Use of common sleep aids linked to dementia

Once again researchers seemed to have found a connection between over-the counter sleep aids, including Benadryl, and a higher risk of developing dementia.

Scientists at the University of Washington School of Pharmacy in Seattle followed about 3,500 men and women aged 65 and over who had no previous symptoms of dementia in the beginning of the study. Individuals were selected from the Adult Changes in Thought (ACT) study in Group Health in Seattle.

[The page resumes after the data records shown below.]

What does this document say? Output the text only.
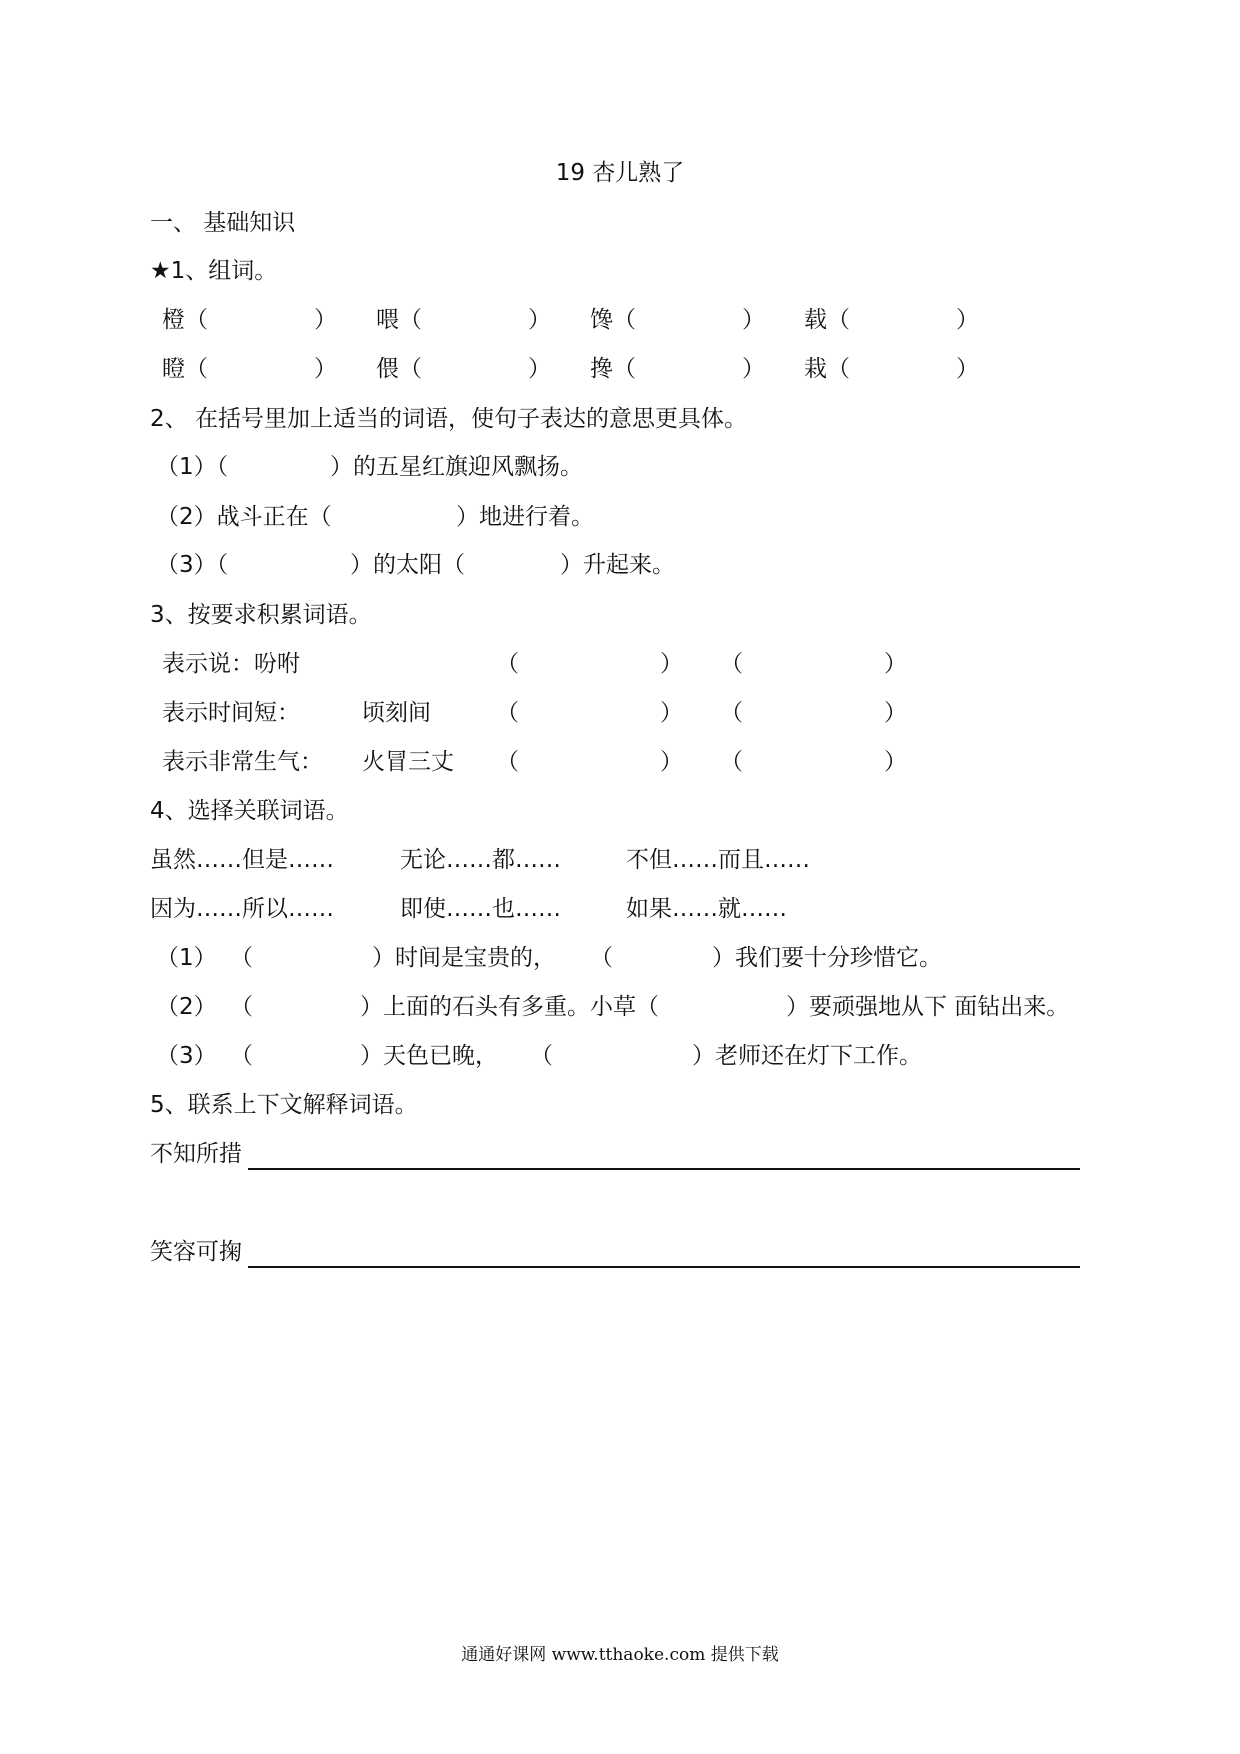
19 杏儿熟了
一、 基础知识
★1、组词。
橙（	） 喂（	） 馋（	） 载（	）
瞪（	） 偎（	） 搀（	） 栽（	）
2、 在括号里加上适当的词语，使句子表达的意思更具体。
（1）（	）的五星红旗迎风飘扬。
（2）战斗正在（	）地进行着。
（3）（	）的太阳（	）升起来。
3、按要求积累词语。
表示说：吩咐	（	） （	）
表示时间短：	顷刻间	（	） （	）
表示非常生气： 火冒三丈 （	） （	）
4、选择关联词语。
虽然……但是……	无论……都……	不但……而且……
因为……所以……	即使……也……	如果……就……
（1） （	）时间是宝贵的， （	）我们要十分珍惜它。
（2） （	）上面的石头有多重。小草（	）要顽强地从下 面钻出来。
（3） （	）天色已晚， （	）老师还在灯下工作。
5、联系上下文解释词语。
不知所措
笑容可掬
通通好课网 www.tthaoke.com 提供下载
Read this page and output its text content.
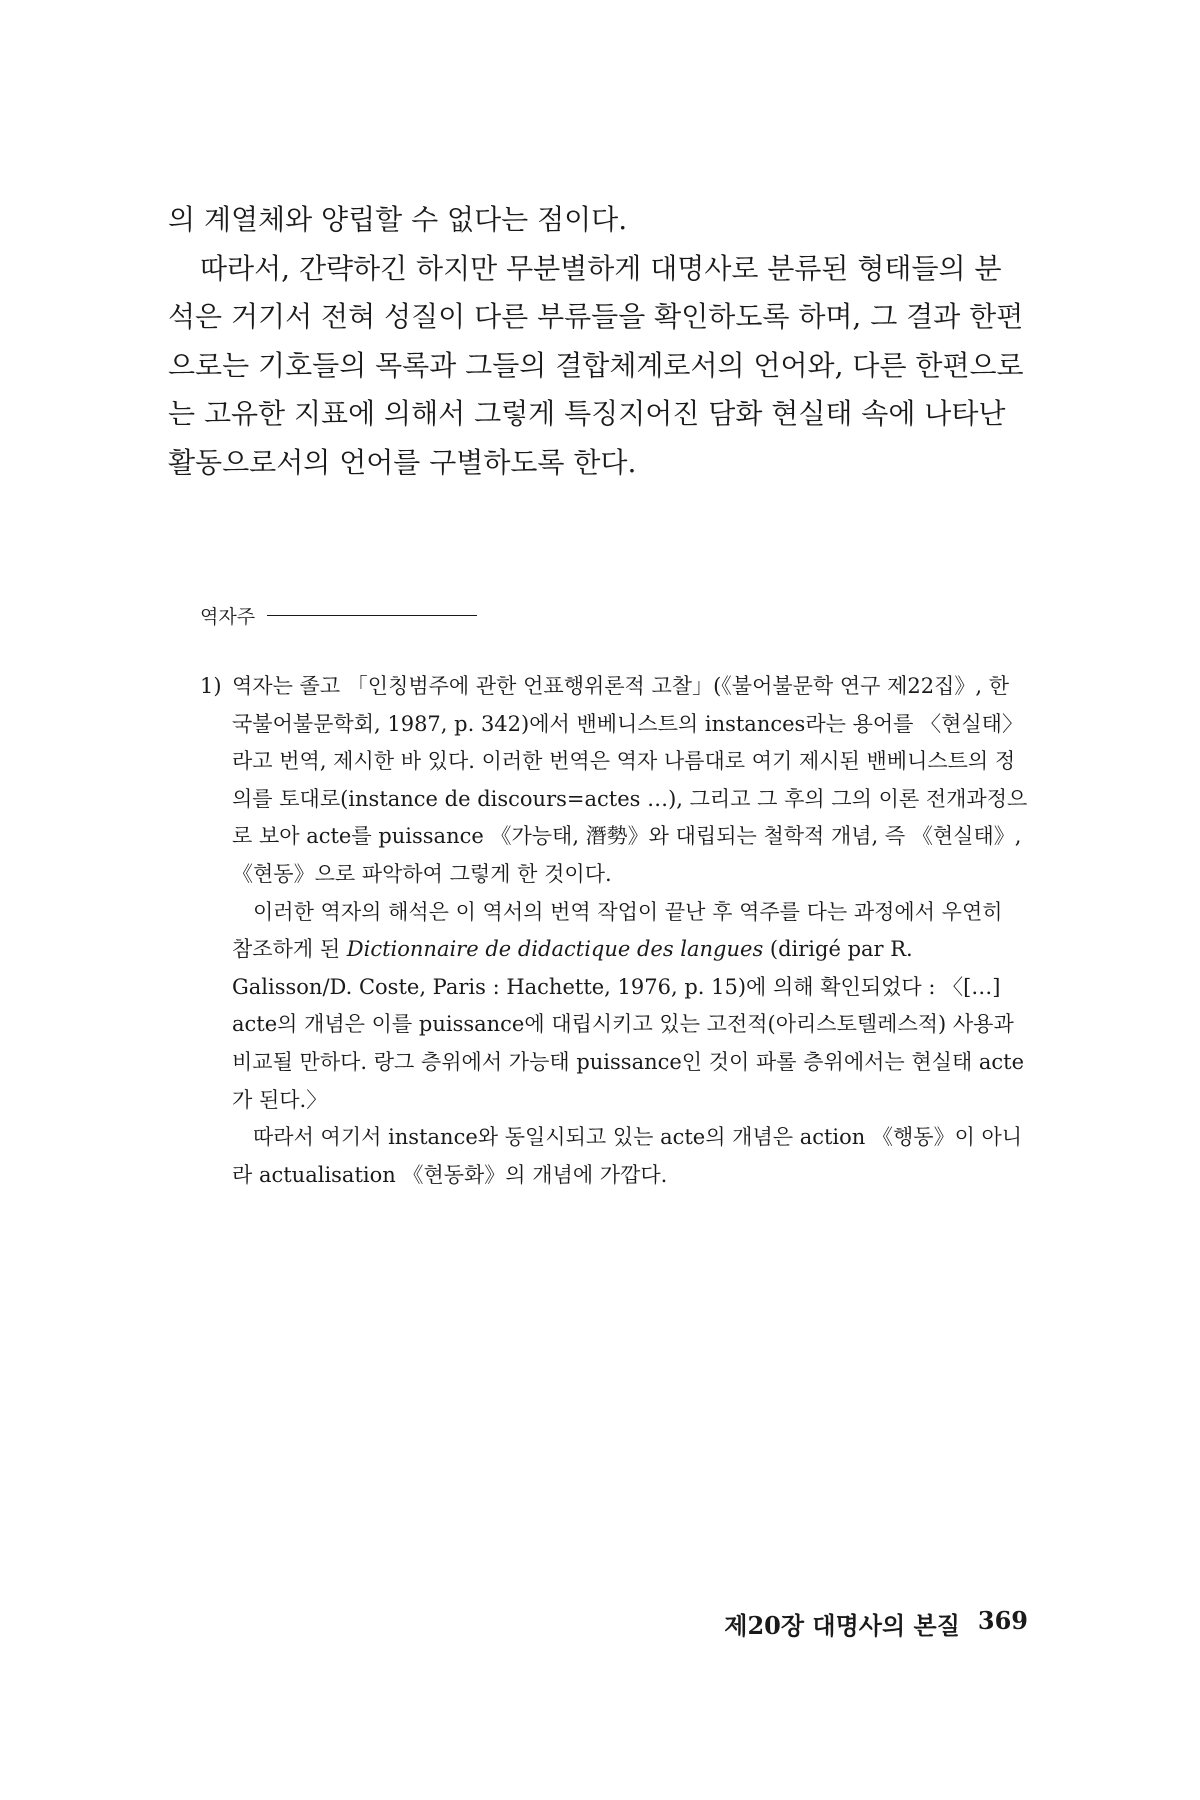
의 계열체와 양립할 수 없다는 점이다.

따라서, 간략하긴 하지만 무분별하게 대명사로 분류된 형태들의 분석은 거기서 전혀 성질이 다른 부류들을 확인하도록 하며, 그 결과 한편으로는 기호들의 목록과 그들의 결합체계로서의 언어와, 다른 한편으로는 고유한 지표에 의해서 그렇게 특징지어진 담화 현실태 속에 나타난 활동으로서의 언어를 구별하도록 한다.

역자주
1) 역자는 졸고 「인칭범주에 관한 언표행위론적 고찰」(《불어불문학 연구 제22집》, 한국불어불문학회, 1987, p. 342)에서 밴베니스트의 instances라는 용어를 〈현실태〉라고 번역, 제시한 바 있다. 이러한 번역은 역자 나름대로 여기 제시된 밴베니스트의 정의를 토대로(instance de discours=actes …), 그리고 그 후의 그의 이론 전개과정으로 보아 acte를 puissance 《가능태, 潛勢》와 대립되는 철학적 개념, 즉 《현실태》, 《현동》으로 파악하여 그렇게 한 것이다.

이러한 역자의 해석은 이 역서의 번역 작업이 끝난 후 역주를 다는 과정에서 우연히 참조하게 된 Dictionnaire de didactique des langues (dirigé par R. Galisson/D. Coste, Paris : Hachette, 1976, p. 15)에 의해 확인되었다 : 〈[…] acte의 개념은 이를 puissance에 대립시키고 있는 고전적(아리스토텔레스적) 사용과 비교될 만하다. 랑그 층위에서 가능태 puissance인 것이 파롤 층위에서는 현실태 acte가 된다.〉

따라서 여기서 instance와 동일시되고 있는 acte의 개념은 action 《행동》이 아니라 actualisation 《현동화》의 개념에 가깝다.

제20장 대명사의 본질 369
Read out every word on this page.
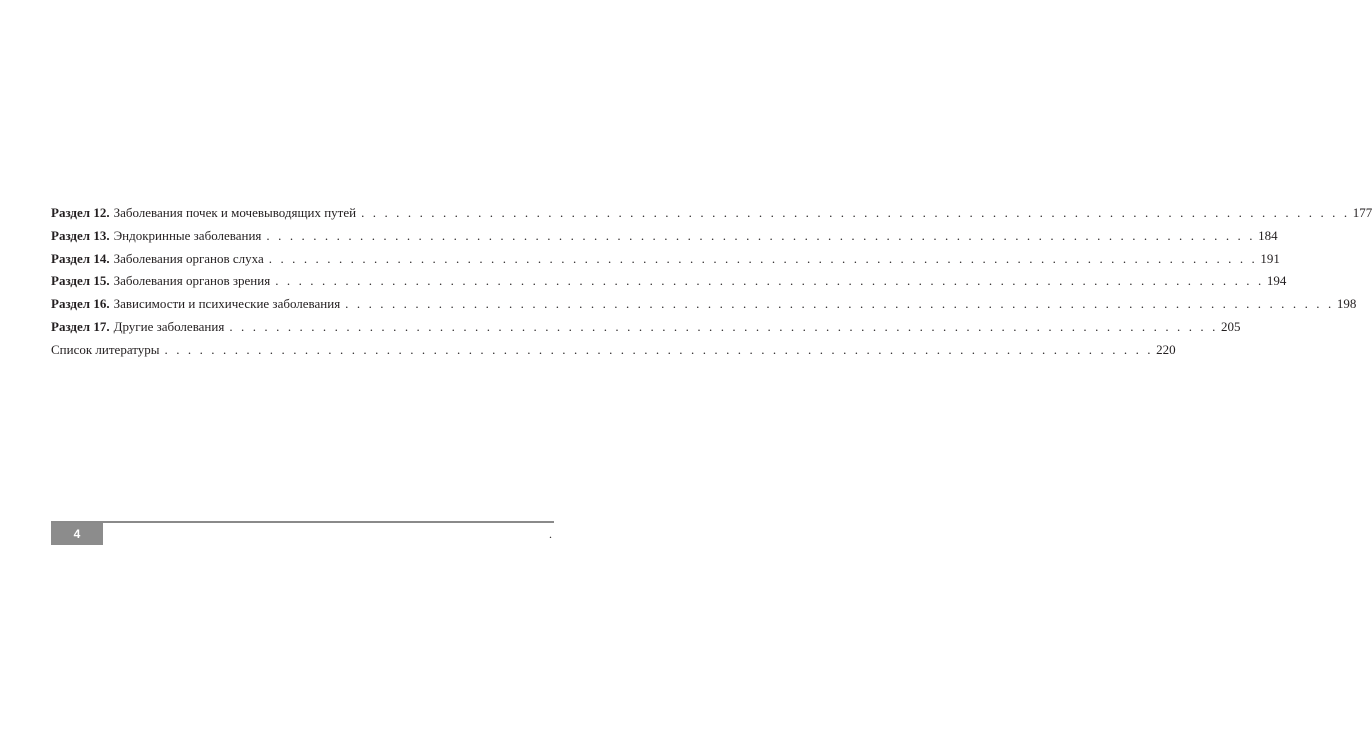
Раздел 12. Заболевания почек и мочевыводящих путей . . . . . . . . . . . . . . . . . . . . . . . . . . . . . . . . . . . . . . . . . . . . . . . . . . . . . . . . . . . . . . . . . . . . . . . . . . . . . . . . . . . . . 177
Раздел 13. Эндокринные заболевания . . . . . . . . . . . . . . . . . . . . . . . . . . . . . . . . . . . . . . . . . . . . . . . . . . . . . . . . . . . . . . . . . . . . . . . . . . . . . . . . . . . . . 184
Раздел 14. Заболевания органов слуха . . . . . . . . . . . . . . . . . . . . . . . . . . . . . . . . . . . . . . . . . . . . . . . . . . . . . . . . . . . . . . . . . . . . . . . . . . . . . . . . . . . . . 191
Раздел 15. Заболевания органов зрения . . . . . . . . . . . . . . . . . . . . . . . . . . . . . . . . . . . . . . . . . . . . . . . . . . . . . . . . . . . . . . . . . . . . . . . . . . . . . . . . . . . . . 194
Раздел 16. Зависимости и психические заболевания . . . . . . . . . . . . . . . . . . . . . . . . . . . . . . . . . . . . . . . . . . . . . . . . . . . . . . . . . . . . . . . . . . . . . . . . . . . . . . . . . . . . . 198
Раздел 17. Другие заболевания . . . . . . . . . . . . . . . . . . . . . . . . . . . . . . . . . . . . . . . . . . . . . . . . . . . . . . . . . . . . . . . . . . . . . . . . . . . . . . . . . . . . . 205
Список литературы . . . . . . . . . . . . . . . . . . . . . . . . . . . . . . . . . . . . . . . . . . . . . . . . . . . . . . . . . . . . . . . . . . . . . . . . . . . . . . . . . . . . . 220
4	.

By tracking individuals’ pharmacy computer records, the researchers could determine how frequently participants had taken anticholinergic drugs, which work by blocking the neurotransmitter acetycholine in the brain and body.  The researchers then calculated all the standard daily doses to ascertain the estimated cumulative exposure the participants had to these drugs during the past decade. This data was updated through a a followup with participants seven years later.

Throughout the course of the study, 800 participants developed dementia. The most common types of drugs purchased were antidepressants, first-generation antihistamines, and bladder control medications.

Researchers estimated people had the greatest risk of developing dementia if they took 10 mg per day of the antidepressant doxepin, 4 mg per day of the antihistamine chlorpheniramine, or 5 mg per day of the bladder control medication oxybutynin for more than three years.

There are non-anticholinergic options people can choose in place of doxepin and chlorpheniramine, such as Prozac and Claritin. However, there are not many options for bladder control medications.

The study recommends people should not stop their medication regimen but should contact their doctor and discuss any over-the-counter treatments they're using.